Most teams would have wanted the whole thing to disappear quietly. Mercedes did the opposite. After a clip from the Monaco Grand Prix weekend turned Kim Kardashian into the unlikely main character of the race, the team and one of its drivers decided the smartest move was to keep the joke alive. Kimi Antonelli took it straight to Instagram today and trolled Kardashian over the now-viral towel saga, and the internet ate it up.
How A Towel Became The Story
If you somehow missed it, the whole thing kicked off with footage near the podium area at Monaco. In the clip, Kardashian appears to grab a towel that was reportedly meant for the Mercedes winner. It is a small thing. It is the kind of moment that lasts two seconds in real life and then gets clipped, reposted, and argued about for days online.
That is exactly what happened. F1 fans noticed, and they did not let it slide. The footage spread fast, and people started calling out Kardashian for the grab. In a sport where podium rituals carry a certain weight, even something as minor as a misplaced towel becomes fair game once the cameras catch it. And at Monaco, the cameras catch everything.
Mercedes Leaned In Instead Of Backing Off
Here is the part that matters. Plenty of teams treat their social media like a corporate press desk, careful and sterile and terrified of saying the wrong thing. Mercedes went the other way. Rather than letting the moment fade, the team leaned into the joke and let the controversy breathe. That choice is what turned a throwaway clip into one of the standout moments of the entire weekend.

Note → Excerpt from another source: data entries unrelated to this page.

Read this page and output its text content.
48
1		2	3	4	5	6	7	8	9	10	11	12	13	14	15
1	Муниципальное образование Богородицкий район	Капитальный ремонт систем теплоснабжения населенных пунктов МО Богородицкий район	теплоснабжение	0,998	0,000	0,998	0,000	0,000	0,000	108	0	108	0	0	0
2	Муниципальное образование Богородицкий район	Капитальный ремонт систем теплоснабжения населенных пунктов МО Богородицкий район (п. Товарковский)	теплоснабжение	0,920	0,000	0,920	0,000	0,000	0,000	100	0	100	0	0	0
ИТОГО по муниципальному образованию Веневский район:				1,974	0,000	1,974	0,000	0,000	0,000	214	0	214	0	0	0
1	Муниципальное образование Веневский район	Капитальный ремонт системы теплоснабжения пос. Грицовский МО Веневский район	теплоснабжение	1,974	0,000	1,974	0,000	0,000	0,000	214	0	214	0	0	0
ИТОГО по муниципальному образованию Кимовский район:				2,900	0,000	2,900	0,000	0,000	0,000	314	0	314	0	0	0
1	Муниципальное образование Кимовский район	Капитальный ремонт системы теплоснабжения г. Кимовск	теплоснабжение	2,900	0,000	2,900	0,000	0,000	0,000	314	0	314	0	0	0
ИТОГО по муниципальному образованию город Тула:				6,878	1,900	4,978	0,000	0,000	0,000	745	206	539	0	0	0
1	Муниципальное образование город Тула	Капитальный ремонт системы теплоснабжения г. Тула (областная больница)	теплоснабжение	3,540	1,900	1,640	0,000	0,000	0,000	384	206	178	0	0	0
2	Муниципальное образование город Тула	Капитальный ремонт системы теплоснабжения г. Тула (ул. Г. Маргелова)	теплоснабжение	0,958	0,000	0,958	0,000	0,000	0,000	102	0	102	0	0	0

It is a smart read of the room. Modern F1 lives and dies on social media engagement, and the audience that grew up on the Netflix era expects personality, not polish. A team that can laugh at a viral moment looks human. A team that ignores it looks scared. Mercedes clearly understood which side of that line it wanted to be on.
Antonelli Joins The Fun
Then came Antonelli. The young Mercedes driver playfully jumped in on Instagram, taking his own shot at the towel saga and adding fuel to a fire that was already burning. For a rookie still building his profile at the top level of the sport, it was a low-risk, high-reward move. You poke fun at a viral celebrity moment, the fans love you for it, and you come across as someone who gets the culture rather than someone hiding behind a media handler.
That detail matters more than it might seem. Drivers who can land a joke and play to the online crowd build a following that goes beyond lap times. Antonelli reading the moment and running with it shows an instinct for the part of the job that happens away from the car. In today’s F1, that instinct is worth almost as much as raw pace.
Why Enthusiasts Actually Care
You could roll your eyes and call this all noise. A celebrity, a towel, a few Instagram jabs. But there is a reason these moments catch fire the way they do. Formula 1 has spent years chasing a bigger, younger, more online audience, and the celebrity presence at races like Monaco is a huge part of that pull. When a name as massive as Kardashian gets tangled up in a viral race-weekend moment, it drags eyeballs toward the sport that would never have shown up for a qualifying report.
The towel saga is the kind of crossover content that bridges hardcore F1 fans and casual scrollers who do not know a Mercedes from a McLaren. For the sport, that reach is gold. For Mercedes, turning the moment into a running gag keeps the team in the conversation long after the checkered flag. Everybody who plays it right wins something here.
The Bigger Picture
Monaco has always been F1 at its most glamorous, the race where the paddock fills with famous faces and the line between sport and spectacle gets blurry. That glamour is part of the appeal, and it is also part of why a moment like this blows up the way it did. The towel grab works as a story precisely because Monaco is the place where celebrity and racing collide every single year.
What makes this one land is the response. Mercedes and Antonelli could have stayed silent and let the clip die on its own. Instead they fed it, shaped it, and made themselves part of the punchline rather than the target. That is a level of self-awareness you do not always see from a championship-caliber operation.
The towel saga will fade like every viral moment does. The footage will get buried under whatever goes viral next weekend. But the way Mercedes and Antonelli handled it says something about where the sport is heading. The teams that win the internet are the ones willing to laugh at themselves, and right now Mercedes looks like it understands that game better than most.